As for the character, I chose Link for several reasons:
- Link is my main and I know him best.
- He is a high-tier Amiibo and one of the most common in tournaments.
- I have trained a Link Amiibo that performs decently.
- Link has a wide range of attacks: grounded/aerial and melee/range with lots of kill options. He even has items. Any personality should find a home with Link.
There are some caveats with this experiment.
- Different move sets may work better with different personalities.
- Different Amiibo may work better with different personalities.
- These matches were Link vs. Link. Other personalities may work better against different characters.
- Theses were vanilla matches. Spirits could change the results.
- Even with first to five wins there weren’t many rounds run.
- The final stage personalities may be so specialized they aren’t as effective. The first or second stage personalities may be more balanced.
- Personality labels are not granular. There are many underlying stats, ex. Aggression, Defensiveness, Edgeguard, Anticipation, and many more. Several of those are two bytes each. That gives over 65,000 possible values for each stat. Even within one personality there is a lot of variation.

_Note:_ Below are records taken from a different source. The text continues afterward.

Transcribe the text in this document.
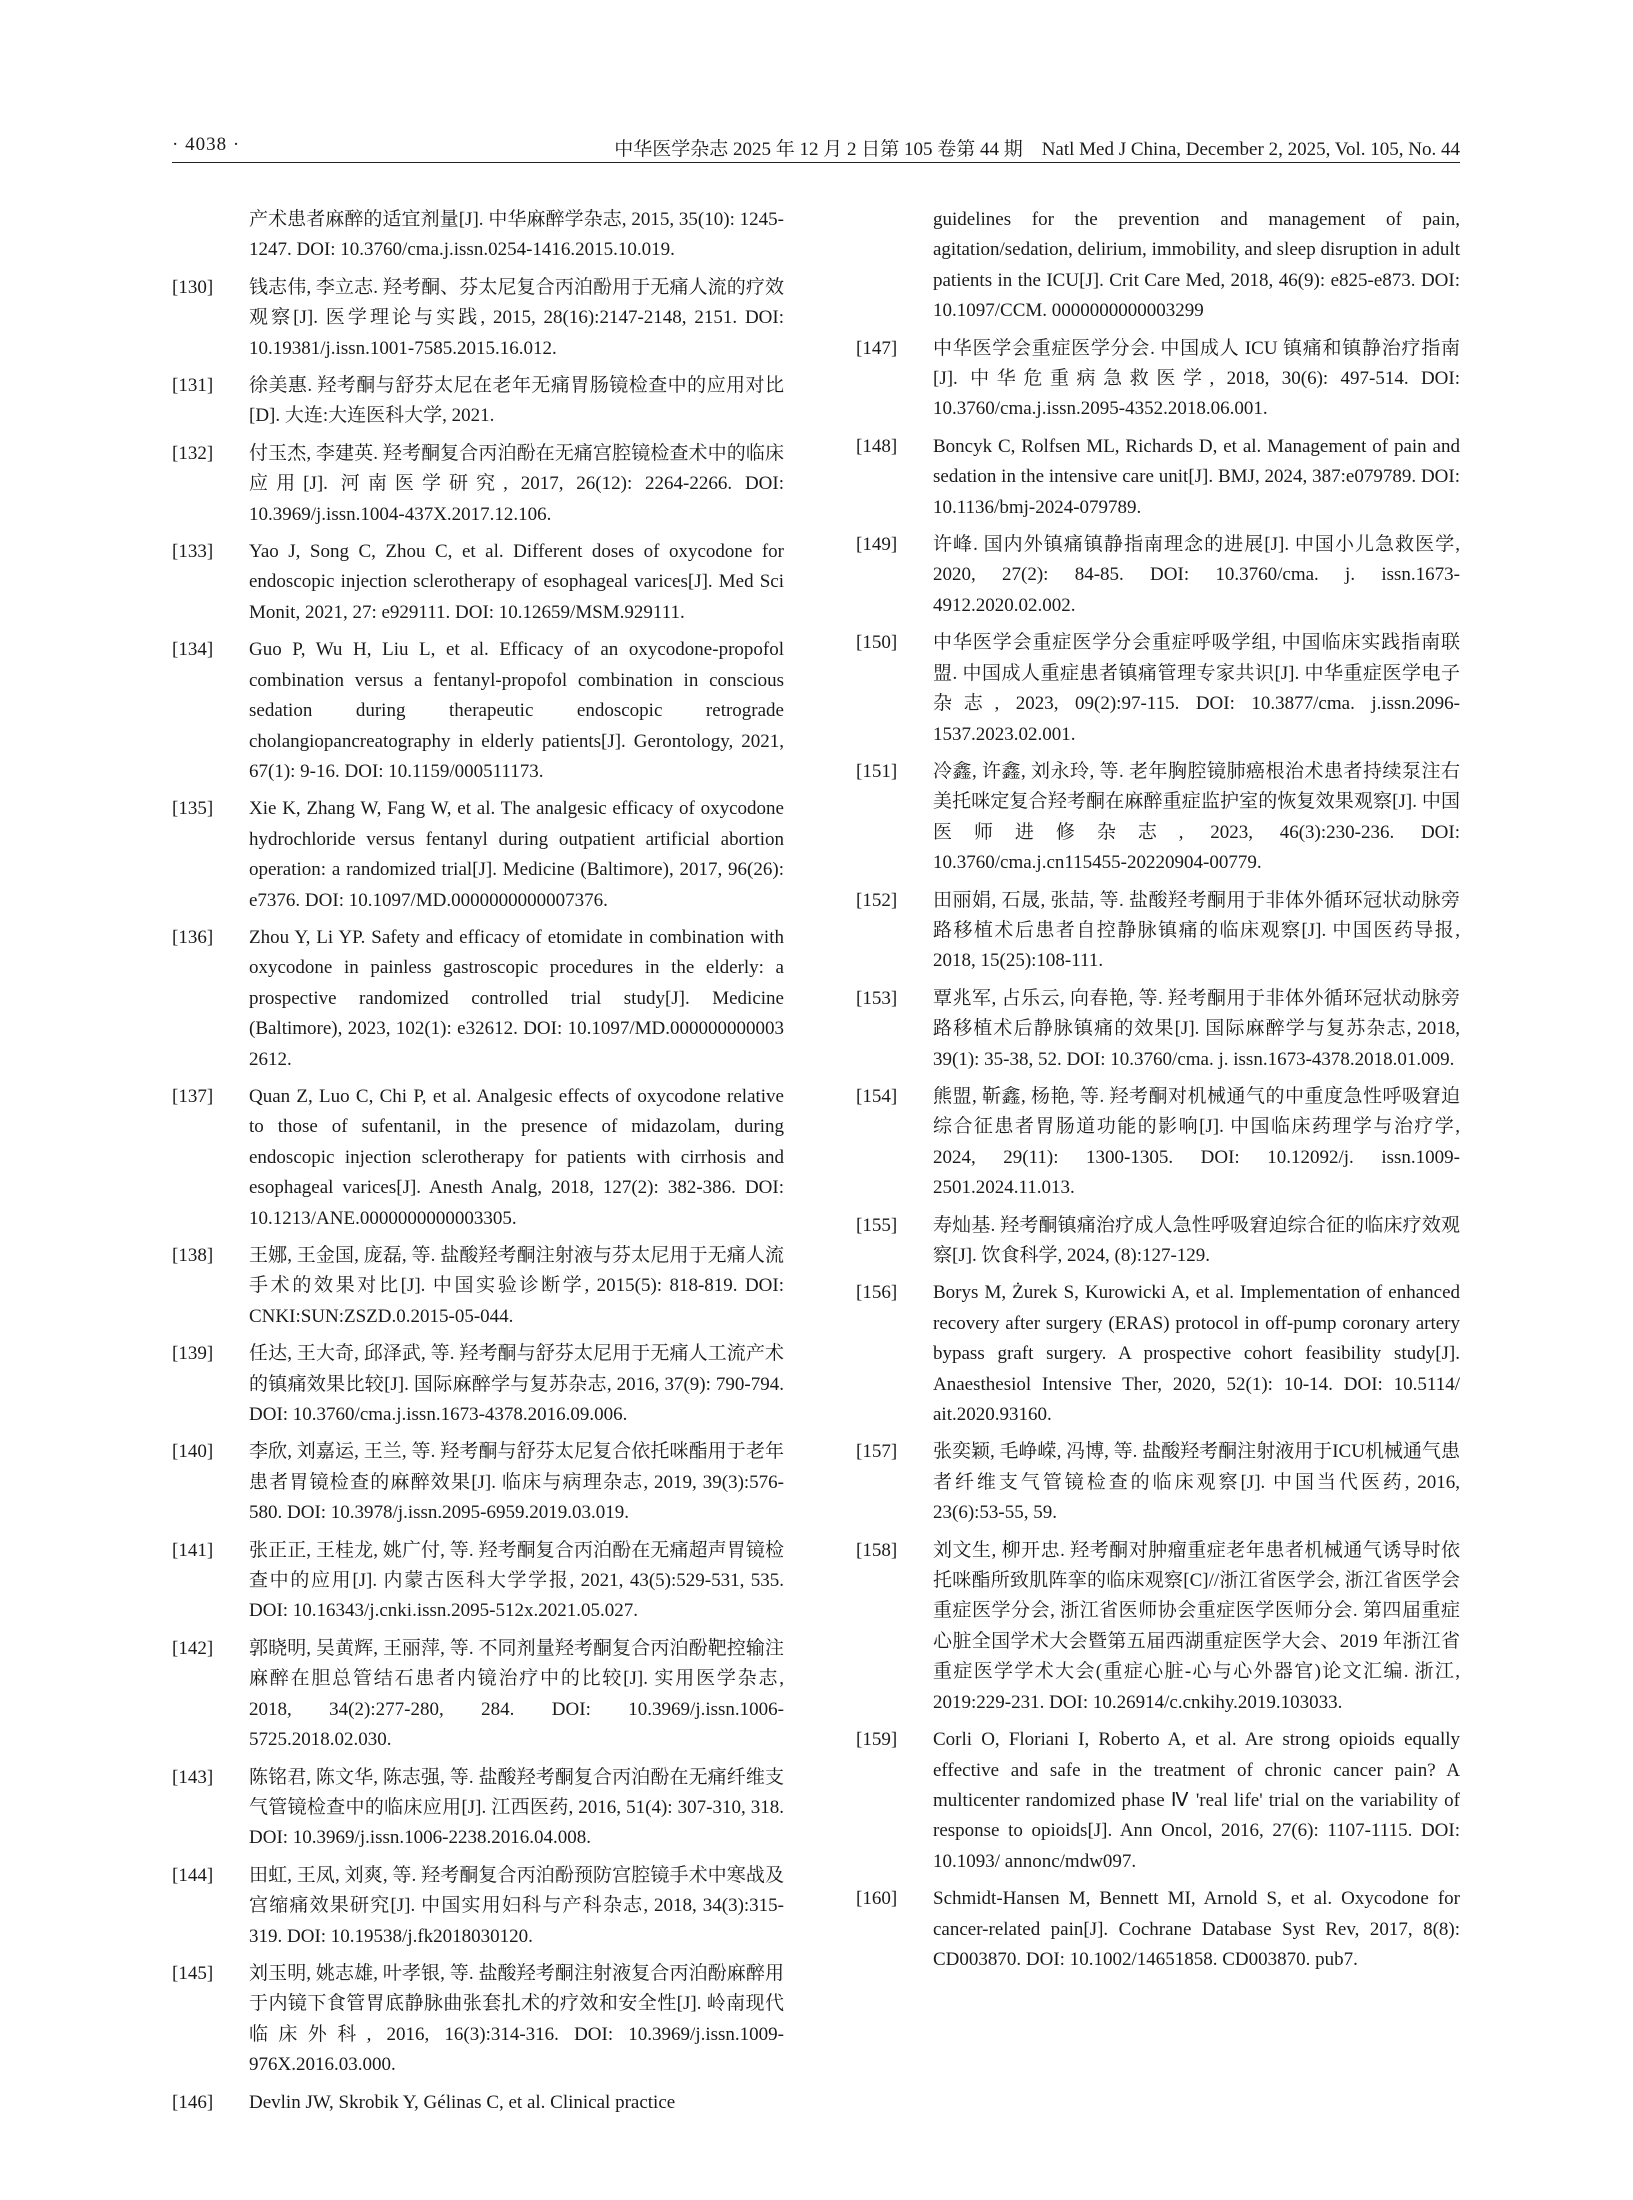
· 4038 ·	中华医学杂志 2025 年 12 月 2 日第 105 卷第 44 期　Natl Med J China, December 2, 2025, Vol. 105, No. 44
产术患者麻醉的适宜剂量[J]. 中华麻醉学杂志, 2015, 35(10): 1245-1247. DOI: 10.3760/cma.j.issn.0254-1416.2015.10.019.
[130]	钱志伟, 李立志. 羟考酮、芬太尼复合丙泊酚用于无痛人流的疗效观察[J]. 医学理论与实践, 2015, 28(16):2147-2148, 2151. DOI: 10.19381/j.issn.1001-7585.2015.16.012.
[131]	徐美惠. 羟考酮与舒芬太尼在老年无痛胃肠镜检查中的应用对比[D]. 大连:大连医科大学, 2021.
[132]	付玉杰, 李建英. 羟考酮复合丙泊酚在无痛宫腔镜检查术中的临床应用[J]. 河南医学研究, 2017, 26(12): 2264-2266. DOI: 10.3969/j.issn.1004-437X.2017.12.106.
[133]	Yao J, Song C, Zhou C, et al. Different doses of oxycodone for endoscopic injection sclerotherapy of esophageal varices[J]. Med Sci Monit, 2021, 27: e929111. DOI: 10.12659/MSM.929111.
[134]	Guo P, Wu H, Liu L, et al. Efficacy of an oxycodone-propofol combination versus a fentanyl-propofol combination in conscious sedation during therapeutic endoscopic retrograde cholangiopancreatography in elderly patients[J]. Gerontology, 2021, 67(1): 9-16. DOI: 10.1159/000511173.
[135]	Xie K, Zhang W, Fang W, et al. The analgesic efficacy of oxycodone hydrochloride versus fentanyl during outpatient artificial abortion operation: a randomized trial[J]. Medicine (Baltimore), 2017, 96(26): e7376. DOI: 10.1097/MD.0000000000007376.
[136]	Zhou Y, Li YP. Safety and efficacy of etomidate in combination with oxycodone in painless gastroscopic procedures in the elderly: a prospective randomized controlled trial study[J]. Medicine (Baltimore), 2023, 102(1): e32612. DOI: 10.1097/MD.000000000003 2612.
[137]	Quan Z, Luo C, Chi P, et al. Analgesic effects of oxycodone relative to those of sufentanil, in the presence of midazolam, during endoscopic injection sclerotherapy for patients with cirrhosis and esophageal varices[J]. Anesth Analg, 2018, 127(2): 382-386. DOI: 10.1213/ANE.0000000000003305.
[138]	王娜, 王金国, 庞磊, 等. 盐酸羟考酮注射液与芬太尼用于无痛人流手术的效果对比[J]. 中国实验诊断学, 2015(5): 818-819. DOI: CNKI:SUN:ZSZD.0.2015-05-044.
[139]	任达, 王大奇, 邱泽武, 等. 羟考酮与舒芬太尼用于无痛人工流产术的镇痛效果比较[J]. 国际麻醉学与复苏杂志, 2016, 37(9): 790-794. DOI: 10.3760/cma.j.issn.1673-4378.2016.09.006.
[140]	李欣, 刘嘉运, 王兰, 等. 羟考酮与舒芬太尼复合依托咪酯用于老年患者胃镜检查的麻醉效果[J]. 临床与病理杂志, 2019, 39(3):576-580. DOI: 10.3978/j.issn.2095-6959.2019.03.019.
[141]	张正正, 王桂龙, 姚广付, 等. 羟考酮复合丙泊酚在无痛超声胃镜检查中的应用[J]. 内蒙古医科大学学报, 2021, 43(5):529-531, 535. DOI: 10.16343/j.cnki.issn.2095-512x.2021.05.027.
[142]	郭晓明, 吴黄辉, 王丽萍, 等. 不同剂量羟考酮复合丙泊酚靶控输注麻醉在胆总管结石患者内镜治疗中的比较[J]. 实用医学杂志, 2018, 34(2):277-280, 284. DOI: 10.3969/j.issn.1006-5725.2018.02.030.
[143]	陈铭君, 陈文华, 陈志强, 等. 盐酸羟考酮复合丙泊酚在无痛纤维支气管镜检查中的临床应用[J]. 江西医药, 2016, 51(4): 307-310, 318. DOI: 10.3969/j.issn.1006-2238.2016.04.008.
[144]	田虹, 王凤, 刘爽, 等. 羟考酮复合丙泊酚预防宫腔镜手术中寒战及宫缩痛效果研究[J]. 中国实用妇科与产科杂志, 2018, 34(3):315-319. DOI: 10.19538/j.fk2018030120.
[145]	刘玉明, 姚志雄, 叶孝银, 等. 盐酸羟考酮注射液复合丙泊酚麻醉用于内镜下食管胃底静脉曲张套扎术的疗效和安全性[J]. 岭南现代临床外科, 2016, 16(3):314-316. DOI: 10.3969/j.issn.1009-976X.2016.03.000.
[146]	Devlin JW, Skrobik Y, Gélinas C, et al. Clinical practice
guidelines for the prevention and management of pain, agitation/sedation, delirium, immobility, and sleep disruption in adult patients in the ICU[J]. Crit Care Med, 2018, 46(9): e825-e873. DOI: 10.1097/CCM. 0000000000003299
[147]	中华医学会重症医学分会. 中国成人 ICU 镇痛和镇静治疗指南[J]. 中华危重病急救医学, 2018, 30(6): 497-514. DOI: 10.3760/cma.j.issn.2095-4352.2018.06.001.
[148]	Boncyk C, Rolfsen ML, Richards D, et al. Management of pain and sedation in the intensive care unit[J]. BMJ, 2024, 387:e079789. DOI: 10.1136/bmj-2024-079789.
[149]	许峰. 国内外镇痛镇静指南理念的进展[J]. 中国小儿急救医学, 2020, 27(2): 84-85. DOI: 10.3760/cma. j. issn.1673-4912.2020.02.002.
[150]	中华医学会重症医学分会重症呼吸学组, 中国临床实践指南联盟. 中国成人重症患者镇痛管理专家共识[J]. 中华重症医学电子杂志, 2023, 09(2):97-115. DOI: 10.3877/cma. j.issn.2096-1537.2023.02.001.
[151]	冷鑫, 许鑫, 刘永玲, 等. 老年胸腔镜肺癌根治术患者持续泵注右美托咪定复合羟考酮在麻醉重症监护室的恢复效果观察[J]. 中国医师进修杂志, 2023, 46(3):230-236. DOI: 10.3760/cma.j.cn115455-20220904-00779.
[152]	田丽娟, 石晟, 张喆, 等. 盐酸羟考酮用于非体外循环冠状动脉旁路移植术后患者自控静脉镇痛的临床观察[J]. 中国医药导报, 2018, 15(25):108-111.
[153]	覃兆军, 占乐云, 向春艳, 等. 羟考酮用于非体外循环冠状动脉旁路移植术后静脉镇痛的效果[J]. 国际麻醉学与复苏杂志, 2018, 39(1): 35-38, 52. DOI: 10.3760/cma. j. issn.1673-4378.2018.01.009.
[154]	熊盟, 靳鑫, 杨艳, 等. 羟考酮对机械通气的中重度急性呼吸窘迫综合征患者胃肠道功能的影响[J]. 中国临床药理学与治疗学, 2024, 29(11): 1300-1305. DOI: 10.12092/j. issn.1009-2501.2024.11.013.
[155]	寿灿基. 羟考酮镇痛治疗成人急性呼吸窘迫综合征的临床疗效观察[J]. 饮食科学, 2024, (8):127-129.
[156]	Borys M, Żurek S, Kurowicki A, et al. Implementation of enhanced recovery after surgery (ERAS) protocol in off-pump coronary artery bypass graft surgery. A prospective cohort feasibility study[J]. Anaesthesiol Intensive Ther, 2020, 52(1): 10-14. DOI: 10.5114/ ait.2020.93160.
[157]	张奕颖, 毛峥嵘, 冯博, 等. 盐酸羟考酮注射液用于ICU机械通气患者纤维支气管镜检查的临床观察[J]. 中国当代医药, 2016, 23(6):53-55, 59.
[158]	刘文生, 柳开忠. 羟考酮对肿瘤重症老年患者机械通气诱导时依托咪酯所致肌阵挛的临床观察[C]//浙江省医学会, 浙江省医学会重症医学分会, 浙江省医师协会重症医学医师分会. 第四届重症心脏全国学术大会暨第五届西湖重症医学大会、2019 年浙江省重症医学学术大会(重症心脏-心与心外器官)论文汇编. 浙江, 2019:229-231. DOI: 10.26914/c.cnkihy.2019.103033.
[159]	Corli O, Floriani I, Roberto A, et al. Are strong opioids equally effective and safe in the treatment of chronic cancer pain? A multicenter randomized phase Ⅳ 'real life' trial on the variability of response to opioids[J]. Ann Oncol, 2016, 27(6): 1107-1115. DOI: 10.1093/ annonc/mdw097.
[160]	Schmidt-Hansen M, Bennett MI, Arnold S, et al. Oxycodone for cancer-related pain[J]. Cochrane Database Syst Rev, 2017, 8(8): CD003870. DOI: 10.1002/14651858. CD003870. pub7.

- This means giving different spirits likely would have given slightly different personalities.
Enough about the procedure. Let’s look at the results.
For each match I recorded wins/loses, KOs/falls, and damage given/received. From that I derived several key metrics.
The full data set is here.
How many first-to-five matches the personality won.
Matches won to total games.
Damage Given Per Game
Average damage per game.
Damage Given Per KO
Average damage a personality did to get kill. Lower is better. This metric may be more important than damager per game. This means a personality can get kills sooner.
Damage Received Per Fall
Average damage before dying. Higher is better. Shows how long a personality can survive.
Surprisingly, the more aggressive personalities survived longest.
KOs Per Game
Average number of kills per game. For a three-stock game, closer to 3 is best.
KOs Per Fall
Number of kills per own death. Greater than 1 is good.
The Offensive personality is a clear winner with Lightning Fast in a close second. Offensive is top is every metric except one. Lightning Fast was able to kill at a slightly lower damage on average.
Sly only won a single game. It played too safely and just wasn’t able to get reliable kills. These personalities show the best defense is a good offense.
Clearly personality does matter. Most people I’ve talked to end up with an Enthusiastic personality. With Enthusiastic in the Offensive branch, they are already in a good position. This could explain the sentiment that personality doesn’t matter. If you always end up with a personality optimized for kills then you can focus more on tuning an Amiibo’s move set. Again, it’s a very pragmatic strategy.
This research would not have been possible without all the modders out there, especially fudgepop01. Thank you for your contributions to the Amiibo community.